› Por Daniel Link
Ante mi reproche, una amiga que organizaba un evento para ayer, en coincidencia con la 27ª Marcha del Orgullo Glttbi, me contestó: “Me dijeron que el año pasado no estuvo bien”. Le contesté que la Marcha nunca está precisamente “bien”, como no lo está la democracia, sin que eso signifique que tengamos a mano otra posibilidad de imaginar comunidades (más o menos imposibles).
El sábado 1º de noviembre fue la Marcha, que funciona como una gigantesca disco longitudinal: cada camión es una pista (hay para todos los gustos). Me invitaron a formar parte del camión de Soy (suplemento de Página/12), en su primera aparición pública. Musicalizaban Fernanda Laguna y DJ Pareja. Desde arriba repartíamos suplementos y abajo bailaban los amigos (“¡qué bueno es no haberse muerto sin haber vivido esto”, dijo alguien). En la parte de atrás, Fernando Noy –con banda presidencial que decía “SOY NOY”– saludaba a los que acompañaban la Marcha, y de paso dejaba claro algo que unos chicos (dos) educados en los vericuetos de la filosofía derridana pregonaban a diestra y siniestra: “Ser es diferir”.

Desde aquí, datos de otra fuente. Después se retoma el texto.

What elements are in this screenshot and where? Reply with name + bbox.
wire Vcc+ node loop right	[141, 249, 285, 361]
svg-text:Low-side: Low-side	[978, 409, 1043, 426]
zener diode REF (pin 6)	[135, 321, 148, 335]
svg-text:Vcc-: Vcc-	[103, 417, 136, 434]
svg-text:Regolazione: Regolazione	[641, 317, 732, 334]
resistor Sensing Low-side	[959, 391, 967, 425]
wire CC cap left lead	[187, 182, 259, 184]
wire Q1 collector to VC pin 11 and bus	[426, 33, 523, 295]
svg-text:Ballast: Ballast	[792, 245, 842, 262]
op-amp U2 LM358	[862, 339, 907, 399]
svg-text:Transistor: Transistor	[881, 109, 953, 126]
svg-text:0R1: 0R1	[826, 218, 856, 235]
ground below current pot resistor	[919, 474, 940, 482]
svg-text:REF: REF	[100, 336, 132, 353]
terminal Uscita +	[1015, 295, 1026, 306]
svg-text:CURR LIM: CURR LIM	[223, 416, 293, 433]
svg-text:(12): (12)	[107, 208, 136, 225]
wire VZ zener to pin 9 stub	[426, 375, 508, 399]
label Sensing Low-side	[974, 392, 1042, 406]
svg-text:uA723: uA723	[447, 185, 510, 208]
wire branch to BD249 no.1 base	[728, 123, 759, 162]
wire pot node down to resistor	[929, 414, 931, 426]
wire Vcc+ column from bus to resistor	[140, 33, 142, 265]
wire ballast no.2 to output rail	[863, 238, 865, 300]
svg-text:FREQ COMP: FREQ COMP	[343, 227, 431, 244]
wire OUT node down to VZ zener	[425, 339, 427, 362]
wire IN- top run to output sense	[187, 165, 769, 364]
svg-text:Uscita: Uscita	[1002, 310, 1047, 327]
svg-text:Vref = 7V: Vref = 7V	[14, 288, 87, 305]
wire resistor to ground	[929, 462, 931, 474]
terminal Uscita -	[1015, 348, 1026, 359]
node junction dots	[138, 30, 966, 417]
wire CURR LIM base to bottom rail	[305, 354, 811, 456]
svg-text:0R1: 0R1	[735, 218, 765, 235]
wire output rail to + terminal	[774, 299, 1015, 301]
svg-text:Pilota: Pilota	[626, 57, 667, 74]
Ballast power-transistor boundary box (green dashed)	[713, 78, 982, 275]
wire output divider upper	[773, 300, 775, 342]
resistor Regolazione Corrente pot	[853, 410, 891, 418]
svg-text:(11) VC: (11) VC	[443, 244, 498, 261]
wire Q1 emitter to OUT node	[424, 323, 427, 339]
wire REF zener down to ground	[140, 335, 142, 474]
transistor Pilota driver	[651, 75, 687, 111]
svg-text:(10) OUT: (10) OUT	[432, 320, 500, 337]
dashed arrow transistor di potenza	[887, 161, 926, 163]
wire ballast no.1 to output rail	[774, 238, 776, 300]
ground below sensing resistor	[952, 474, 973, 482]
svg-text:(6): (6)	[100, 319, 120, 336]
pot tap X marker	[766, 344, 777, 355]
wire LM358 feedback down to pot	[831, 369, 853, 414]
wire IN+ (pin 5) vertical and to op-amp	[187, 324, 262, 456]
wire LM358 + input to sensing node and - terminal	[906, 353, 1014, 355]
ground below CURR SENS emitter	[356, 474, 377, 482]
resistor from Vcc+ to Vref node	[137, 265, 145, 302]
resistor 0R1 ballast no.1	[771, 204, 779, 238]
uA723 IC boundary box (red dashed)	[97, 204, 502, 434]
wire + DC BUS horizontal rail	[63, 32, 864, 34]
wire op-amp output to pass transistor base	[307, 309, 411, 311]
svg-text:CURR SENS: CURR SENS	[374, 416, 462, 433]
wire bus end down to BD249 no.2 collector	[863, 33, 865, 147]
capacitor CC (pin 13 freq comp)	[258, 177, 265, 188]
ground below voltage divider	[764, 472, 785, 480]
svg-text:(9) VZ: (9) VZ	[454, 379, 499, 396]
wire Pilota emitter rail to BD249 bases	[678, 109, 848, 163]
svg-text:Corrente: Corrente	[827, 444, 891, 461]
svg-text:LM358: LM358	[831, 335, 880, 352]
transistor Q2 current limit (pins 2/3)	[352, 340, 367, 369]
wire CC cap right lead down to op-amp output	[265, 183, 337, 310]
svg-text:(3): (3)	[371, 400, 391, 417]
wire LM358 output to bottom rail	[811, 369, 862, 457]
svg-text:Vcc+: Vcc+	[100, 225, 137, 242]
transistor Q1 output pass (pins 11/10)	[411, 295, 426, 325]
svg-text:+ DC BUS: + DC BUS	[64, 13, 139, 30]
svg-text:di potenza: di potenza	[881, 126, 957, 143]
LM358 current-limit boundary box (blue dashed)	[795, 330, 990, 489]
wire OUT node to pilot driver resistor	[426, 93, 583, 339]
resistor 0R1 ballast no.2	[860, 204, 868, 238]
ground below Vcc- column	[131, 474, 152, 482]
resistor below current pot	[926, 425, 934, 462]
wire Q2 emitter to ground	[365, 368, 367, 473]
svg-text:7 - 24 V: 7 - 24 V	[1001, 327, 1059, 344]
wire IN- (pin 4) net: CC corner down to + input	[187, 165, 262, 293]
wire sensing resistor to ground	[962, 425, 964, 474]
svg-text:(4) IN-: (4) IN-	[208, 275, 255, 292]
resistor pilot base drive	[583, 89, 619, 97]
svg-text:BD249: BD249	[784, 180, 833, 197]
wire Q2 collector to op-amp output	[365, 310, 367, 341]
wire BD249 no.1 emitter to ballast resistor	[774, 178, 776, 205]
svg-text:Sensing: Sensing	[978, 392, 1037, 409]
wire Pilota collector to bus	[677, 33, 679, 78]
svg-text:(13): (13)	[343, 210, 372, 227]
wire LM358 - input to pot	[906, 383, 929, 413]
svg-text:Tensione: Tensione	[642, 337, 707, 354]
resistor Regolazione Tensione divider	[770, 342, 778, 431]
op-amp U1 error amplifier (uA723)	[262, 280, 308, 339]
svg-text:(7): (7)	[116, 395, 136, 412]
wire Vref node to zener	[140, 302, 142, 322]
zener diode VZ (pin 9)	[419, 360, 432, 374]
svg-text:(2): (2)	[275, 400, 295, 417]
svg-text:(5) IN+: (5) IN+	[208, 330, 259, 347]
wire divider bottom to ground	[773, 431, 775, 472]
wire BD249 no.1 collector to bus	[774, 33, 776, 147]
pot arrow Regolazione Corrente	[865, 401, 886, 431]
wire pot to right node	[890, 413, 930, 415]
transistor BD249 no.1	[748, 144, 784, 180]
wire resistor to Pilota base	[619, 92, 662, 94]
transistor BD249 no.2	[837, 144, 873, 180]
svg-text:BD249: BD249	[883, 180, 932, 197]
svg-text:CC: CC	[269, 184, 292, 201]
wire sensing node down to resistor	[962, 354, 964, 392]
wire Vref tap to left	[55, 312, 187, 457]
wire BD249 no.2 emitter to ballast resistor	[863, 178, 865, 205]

Si Soy forma parte de un dispositivo ético, lo que afirma no es tanto que el ser existe sino que insiste, y en esa insistencia se revela su cualidad cualunque: No soy, Soy Noy.
Las deliciosas chicas de Brandon habían hecho lo imposible por colocar su propio camión performático detrás del de Soy y, al principio, lo habían conseguido, pero después fueron desplazadas por el móvil insufrible de la agrupación Putos Peronistas, que a algunos hace gracia, pero hay que aguantar esa marcha horrísona como único aporte auditivo para darse cuenta de que algo chirría en esa conjunción snob de identidades. Por fortuna, el tumulto quiso que después de la 9 de Julio los perdiéramos de oído (como quien dice, de vista).

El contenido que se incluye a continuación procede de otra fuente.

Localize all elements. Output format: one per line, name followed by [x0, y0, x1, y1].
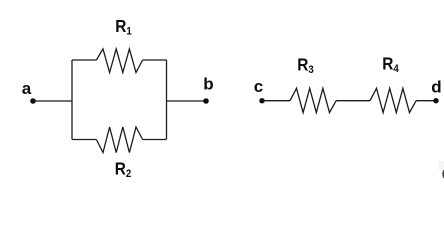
wire: [262, 100, 290, 102]
resistor R2: [96, 127, 142, 153]
wire: [33, 100, 72, 102]
node d: [431, 78, 441, 104]
node a: [22, 79, 36, 104]
svg-text:a: a: [22, 79, 32, 98]
svg-text:R1: R1: [115, 17, 132, 38]
node b: [203, 75, 213, 104]
resistor R1: [96, 49, 142, 73]
wire: [72, 139, 96, 141]
wire: [72, 59, 96, 61]
wire: [167, 100, 207, 102]
svg-text:c: c: [254, 77, 263, 96]
svg-text:b: b: [203, 75, 213, 94]
wire: [166, 60, 168, 140]
resistor R4: [370, 88, 416, 112]
wire: [143, 139, 167, 141]
svg-text:R3: R3: [297, 56, 314, 77]
resistor R3: [290, 88, 336, 112]
svg-text:d: d: [431, 78, 441, 97]
wire: [71, 60, 73, 140]
wire: [336, 100, 370, 102]
svg-text:R4: R4: [382, 55, 399, 76]
node c: [254, 77, 265, 103]
svg-text:R2: R2: [115, 160, 132, 181]
wire: [416, 100, 436, 102]
wire: [143, 59, 167, 61]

El año pasado yo había pedido que se agregaran dos letras al complejo acróstico: “GG”, que quiere decir “Gente Grande” (hay, también allí, una política de las diferencias que merece consideración). Después tuve demasiado que hacer como para militar por esa causa, pero en algún sentido el camión de Soy vino a llenar ese vacío.
Mucho antes de la 9 de Julio, S. y yo ya nos habíamos bajado del camión, donde los generadores eléctricos y el sudor volvían el aire un poco irrespirable. Junté mis cosas (una banderita multicolor que no sé quién me había arrojado y que decidí guardarme y un abanico de plumas que una espía del Mossad que, desde hace poco, nos honra con su amistad, me había regalado para la ocasión) y seguí bailando la música embriagadora de los Pareja (¡gracias por “Palpito, papito”!).
Llegados a la Plaza del Congreso, nos enteramos de que los desfilantes habíamos sido, este año, 50 mil. Habían colocado pantallas a ambos lados del escenario, progreso técnico que fue opacado por el pésimo sonido. Desde nuestros lugares habituales (la parada del 50) no se oía absolutamente nada. Diego Trerotola superó su performance de años pasados en el segmento de abucheos que tanto le gusta organizar. Esta vez, los agraciados fueron Macri, la Iglesia Católica, unos diputados y senadores de no sé dónde, Valeria Mazza. Los considerandos fueron un poco largos, casi como si se tratara de fundamentos legislativos. Y ya que estamos hablando de leyes, qué raro fue escuchar a la multitud gritar “Queremos nuestras leyes”, paradoja en la que se cifra toda la política Glttbi. El suplemento Soy y Lucía Puenzo –por su película XXY– fueron homenajeadas en el escenario.
Un chico muy, muy joven (militante por las leyes de identidad de género) se acercó y me regaló dos pins (“uno para vos y otro para Sebastián”, dijo en mi oído estupefacto). Poco después, se acercó otro, un jovenzuelo hermoso, poco más que un niño, y me dijo, también en el oído (de otro modo es imposible entenderse en una marcha): “Yo no te voy a decir que fui alumno tuyo, pero recién termino de leer Montserrat y te amo”. Y preguntó: “¿S. existe?”. “Sí, ahí está”, contesté, señalando al que en ese momento le sacaba fotos a una Noy descontrolada. Le agradecí que se hubiera acercado a saludarme, nos dimos un beso, volvió a repetirme “te amo” (yo ya estaba a punto de llorar) y se perdió en la multitud de danzarines. Cuando le conté a S. lo que había pasado, me dijo: “Es que somos como Sandra y Celeste”.